In 1913, Brody became a naturalized citizen of the United States. In the 1910s, Brody briefly instructed George Gershwin in composition, focusing on counterpoint, and directed a choir that Gershwin sang in.

After two decades of successful collaborations, Kessler died in 1920, after which Brody spent several shorter stints composing in other theatres, including the People's Theater, the Liberty Theater and the Hopkinson Theater. During his career he composed music for more than sixty plays.

While some sources indicate Brody's death in 1943, records confirm his passing on August 16, 1937.

==Family==
Joseph married his first wife Elizabeth (Leah) Vishniff, a fellow Russian Jewish immigrant, in May 1898. In 1900 their first daughter Estelle Brody, then known as Sadie, was born. She would later become a well-known silent film actor in Great Britain. Their second and third children, Phillip and Harris, were born in 1902 and 1905. Their son Murray L. Brody, who would later become a composer as well, was born in 1909. Elizabeth died in May 1912 at age 36.

In December 1912, Joseph married his second wife, Bessie Fox, also a Russian Jewish immigrant. Census records indicate that they resided with Sadie, Philip, Harry, and Moses, in addition to their own children Bernard and Jannette (born 1914 and 1917 respectively).
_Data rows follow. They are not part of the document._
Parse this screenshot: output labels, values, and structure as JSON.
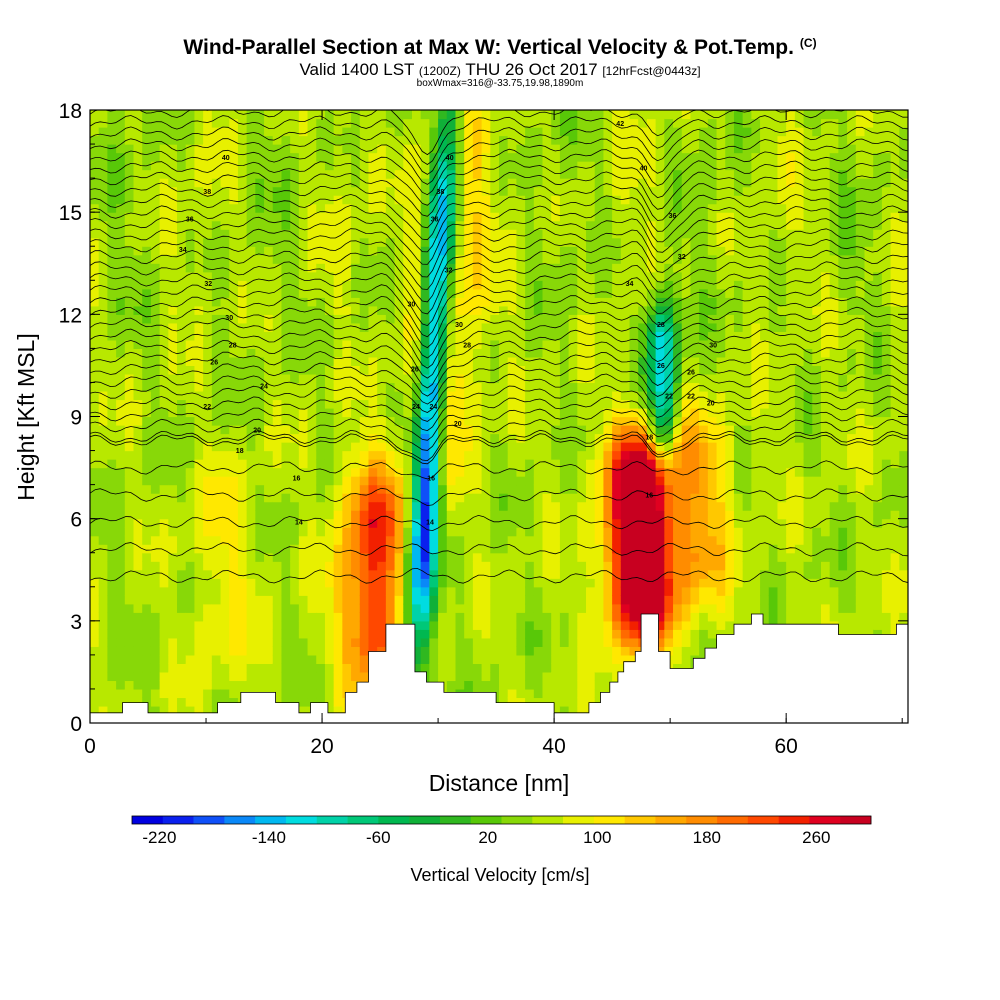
{
  "header": {
    "title": "Wind-Parallel Section at Max W: Vertical Velocity & Pot.Temp.",
    "copyright": "(C)",
    "valid_main": "Valid 1400 LST",
    "valid_utc": "(1200Z)",
    "valid_date": "THU 26 Oct 2017",
    "forecast": "[12hrFcst@0443z]",
    "boxinfo": "boxWmax=316@-33.75,19.98,1890m"
  },
  "chart_data": {
    "type": "heatmap",
    "xlabel": "Distance [nm]",
    "ylabel": "Height [Kft MSL]",
    "xlim": [
      0,
      70.5
    ],
    "ylim": [
      0,
      18
    ],
    "x_ticks": [
      0,
      20,
      40,
      60
    ],
    "y_ticks": [
      0,
      3,
      6,
      9,
      12,
      15,
      18
    ],
    "colorbar": {
      "label": "Vertical Velocity [cm/s]",
      "min": -240,
      "max": 300,
      "step": 20,
      "tick_labels": [
        -220,
        -140,
        -60,
        20,
        100,
        180,
        260
      ],
      "colors": [
        "#0000e0",
        "#0a20ee",
        "#0f50f8",
        "#0a88f8",
        "#00b8f0",
        "#00dce0",
        "#00d2a8",
        "#00c878",
        "#00b850",
        "#10b038",
        "#30b820",
        "#58c808",
        "#88d808",
        "#b8e800",
        "#e8f000",
        "#ffe800",
        "#ffc800",
        "#ffa800",
        "#ff8c00",
        "#ff6a00",
        "#ff4800",
        "#f22000",
        "#e00020",
        "#c80020"
      ]
    },
    "velocity_features": [
      {
        "kind": "downdraft",
        "x": 28.8,
        "z_bottom": 2.5,
        "z_top": 18,
        "peak": -220
      },
      {
        "kind": "updraft",
        "x": 24.5,
        "z_bottom": 1.5,
        "z_top": 7,
        "peak": 180
      },
      {
        "kind": "updraft",
        "x": 30.5,
        "z_bottom": 8,
        "z_top": 18,
        "peak": 110
      },
      {
        "kind": "updraft",
        "x": 47.5,
        "z_bottom": 3,
        "z_top": 8,
        "peak": 300
      },
      {
        "kind": "updraft",
        "x": 52.5,
        "z_bottom": 4,
        "z_top": 8.5,
        "peak": 100
      },
      {
        "kind": "downdraft",
        "x": 49.3,
        "z_bottom": 8,
        "z_top": 12,
        "peak": -140
      },
      {
        "kind": "updraft",
        "x": 11.5,
        "z_bottom": 2,
        "z_top": 7,
        "peak": 60
      }
    ],
    "terrain": [
      [
        0,
        0.3
      ],
      [
        2.8,
        0.3
      ],
      [
        2.8,
        0.6
      ],
      [
        5,
        0.6
      ],
      [
        5,
        0.3
      ],
      [
        11,
        0.3
      ],
      [
        11,
        0.6
      ],
      [
        13,
        0.6
      ],
      [
        13,
        0.9
      ],
      [
        16,
        0.9
      ],
      [
        16,
        0.6
      ],
      [
        18,
        0.6
      ],
      [
        18,
        0.3
      ],
      [
        19,
        0.3
      ],
      [
        19,
        0.6
      ],
      [
        20.5,
        0.6
      ],
      [
        20.5,
        0.3
      ],
      [
        22,
        0.3
      ],
      [
        22,
        0.9
      ],
      [
        23,
        0.9
      ],
      [
        23,
        1.2
      ],
      [
        24,
        1.2
      ],
      [
        24,
        2.1
      ],
      [
        25.5,
        2.1
      ],
      [
        25.5,
        2.9
      ],
      [
        28,
        2.9
      ],
      [
        28,
        1.5
      ],
      [
        29,
        1.5
      ],
      [
        29,
        1.2
      ],
      [
        30.5,
        1.2
      ],
      [
        30.5,
        0.9
      ],
      [
        33,
        0.9
      ],
      [
        33,
        0.9
      ],
      [
        35,
        0.9
      ],
      [
        35,
        0.6
      ],
      [
        40,
        0.6
      ],
      [
        40,
        0.3
      ],
      [
        43,
        0.3
      ],
      [
        43,
        0.6
      ],
      [
        44,
        0.6
      ],
      [
        44,
        0.9
      ],
      [
        44.8,
        0.9
      ],
      [
        44.8,
        1.2
      ],
      [
        45.5,
        1.2
      ],
      [
        45.5,
        1.5
      ],
      [
        46,
        1.5
      ],
      [
        46,
        1.8
      ],
      [
        47,
        1.8
      ],
      [
        47,
        2.1
      ],
      [
        47.5,
        2.1
      ],
      [
        47.5,
        3.2
      ],
      [
        49,
        3.2
      ],
      [
        49,
        2.1
      ],
      [
        50,
        2.1
      ],
      [
        50,
        1.6
      ],
      [
        52,
        1.6
      ],
      [
        52,
        1.9
      ],
      [
        53,
        1.9
      ],
      [
        53,
        2.2
      ],
      [
        54,
        2.2
      ],
      [
        54,
        2.6
      ],
      [
        55.5,
        2.6
      ],
      [
        55.5,
        2.9
      ],
      [
        57,
        2.9
      ],
      [
        57,
        3.2
      ],
      [
        58,
        3.2
      ],
      [
        58,
        2.9
      ],
      [
        64.5,
        2.9
      ],
      [
        64.5,
        2.6
      ],
      [
        69.5,
        2.6
      ],
      [
        69.5,
        2.9
      ],
      [
        70.5,
        2.9
      ]
    ],
    "contour_labels": [
      {
        "x": 11.7,
        "z": 16.6,
        "text": "40"
      },
      {
        "x": 10.1,
        "z": 15.6,
        "text": "38"
      },
      {
        "x": 8.6,
        "z": 14.8,
        "text": "36"
      },
      {
        "x": 8.0,
        "z": 13.9,
        "text": "34"
      },
      {
        "x": 10.2,
        "z": 12.9,
        "text": "32"
      },
      {
        "x": 12.0,
        "z": 11.9,
        "text": "30"
      },
      {
        "x": 12.3,
        "z": 11.1,
        "text": "28"
      },
      {
        "x": 10.7,
        "z": 10.6,
        "text": "26"
      },
      {
        "x": 15.0,
        "z": 9.9,
        "text": "24"
      },
      {
        "x": 10.1,
        "z": 9.3,
        "text": "22"
      },
      {
        "x": 14.4,
        "z": 8.6,
        "text": "20"
      },
      {
        "x": 12.9,
        "z": 8.0,
        "text": "18"
      },
      {
        "x": 17.8,
        "z": 7.2,
        "text": "16"
      },
      {
        "x": 18.0,
        "z": 5.9,
        "text": "14"
      },
      {
        "x": 45.7,
        "z": 17.6,
        "text": "42"
      },
      {
        "x": 31.0,
        "z": 16.6,
        "text": "40"
      },
      {
        "x": 30.2,
        "z": 15.6,
        "text": "38"
      },
      {
        "x": 29.7,
        "z": 14.8,
        "text": "36"
      },
      {
        "x": 30.9,
        "z": 13.3,
        "text": "32"
      },
      {
        "x": 27.7,
        "z": 12.3,
        "text": "30"
      },
      {
        "x": 31.8,
        "z": 11.7,
        "text": "30"
      },
      {
        "x": 32.5,
        "z": 11.1,
        "text": "28"
      },
      {
        "x": 28.0,
        "z": 10.4,
        "text": "26"
      },
      {
        "x": 28.1,
        "z": 9.3,
        "text": "24"
      },
      {
        "x": 29.6,
        "z": 9.3,
        "text": "24"
      },
      {
        "x": 31.7,
        "z": 8.8,
        "text": "20"
      },
      {
        "x": 29.4,
        "z": 7.2,
        "text": "16"
      },
      {
        "x": 29.3,
        "z": 5.9,
        "text": "14"
      },
      {
        "x": 47.7,
        "z": 16.3,
        "text": "40"
      },
      {
        "x": 50.2,
        "z": 14.9,
        "text": "36"
      },
      {
        "x": 51.0,
        "z": 13.7,
        "text": "32"
      },
      {
        "x": 46.5,
        "z": 12.9,
        "text": "34"
      },
      {
        "x": 49.2,
        "z": 11.7,
        "text": "28"
      },
      {
        "x": 53.7,
        "z": 11.1,
        "text": "30"
      },
      {
        "x": 49.2,
        "z": 10.5,
        "text": "26"
      },
      {
        "x": 51.8,
        "z": 10.3,
        "text": "26"
      },
      {
        "x": 49.9,
        "z": 9.6,
        "text": "22"
      },
      {
        "x": 51.8,
        "z": 9.6,
        "text": "22"
      },
      {
        "x": 53.5,
        "z": 9.4,
        "text": "20"
      },
      {
        "x": 48.2,
        "z": 8.4,
        "text": "18"
      },
      {
        "x": 48.2,
        "z": 6.7,
        "text": "16"
      }
    ]
  }
}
==Selected plays Brody contributed music for==
- Di sheyne Miriam by Jacob Gordin, music cowritten with Sigmund Mogulesko, 1900.
- Dos yoydel, oder di nakhtigal in Yerushalayim (The Nightingale in Jerusalem), operetta, written by Sigmund Feinman, lyrics by Brody, performed by Kalman Juvelier, 1903.
- Die Yuden in Brazilien (The Jews in Brazil) by Herman, 1903.
- Di grineh (The naive one) by Nahum Meir Schaikewitz, lyrics by Brody, performed by Bertha Kalich, 1903.
- Gott, mensh un toyfel, oder der Yiddisher Faust, performed by Bertha Kalich and David Kessler, 1903.
- Keynig fun di shnorers (King of the beggars), written by Israel Zangwill with lyrics by Solomon Smulewitz, 1905.
- Uptown and downtown, with lyrics by Solomon Smulewitz, 1906.
- Malke Shvo (Queen of Sheba), operetta, written by Moses Horowitz with lyrics by Anshel Schorr, 1907.
- Di sh'kheynim (The neighbors), with lyrics by Anshel Schorr, 1908.
- Di sheyne trim by Jacob Gordin
- Safo by Jacob Gordin
- Dos Yidishe Herz (The Jewish Heart), operetta, written by Joseph Lateiner, music cowritten with Sigmund Mogulesko with lyrics by Louis Gilrod, Solomon Smulewitz and Sigmund Mogulesko, 1908.
- Yom hakhupeh (The Wedding Day), operetta, music cowritten with Louis Friedsell, lyrics by Solomon Smulewitz and Louis Friedsell, 1910.
- Sholem bayis (The house of peace or "Home, sweet home"), written by Joseph Lateiner, music cowritten with Louis Friedsell with lyrics by Solomon Smulewitz, Joseph Tanzman and Isidore Lillian, 1910.
- Der falshe shrit (The false step), written by Joseph Lateiner, music cowritten with Louis Friedsell, lyrics by Henry M. Gastwirth, performed by Kalman Juvelier, 1915.
- Der Yiddish Koenig Lear (The Yiddish King Lear), written by Jacob Gordin, 1915.
- Der troyer fraynd (The True Friend) written by Joseph Lateiner with lyrics by Isidore Lillian, 1917.
- A khaver in leyben (A friend in life), operetta, written by Shloime Steinberg, with lyrics by B. Reznik, 1918.
- A mames neshumeh (A mother's soul), with lyrics by Joseph Tanzman
- Dos land fund trehren (The land of tears), operetta, with lyrics by David Meyerowitz, 1920.
- Yankeleh tsigayner (Jacob, the gypsy), musical, with lyrics by Joseph Tanzman, 1926.
- Der Yiddish Koenig Lear (The Yiddish King Lear), film adaptation of Gordin play, 1934.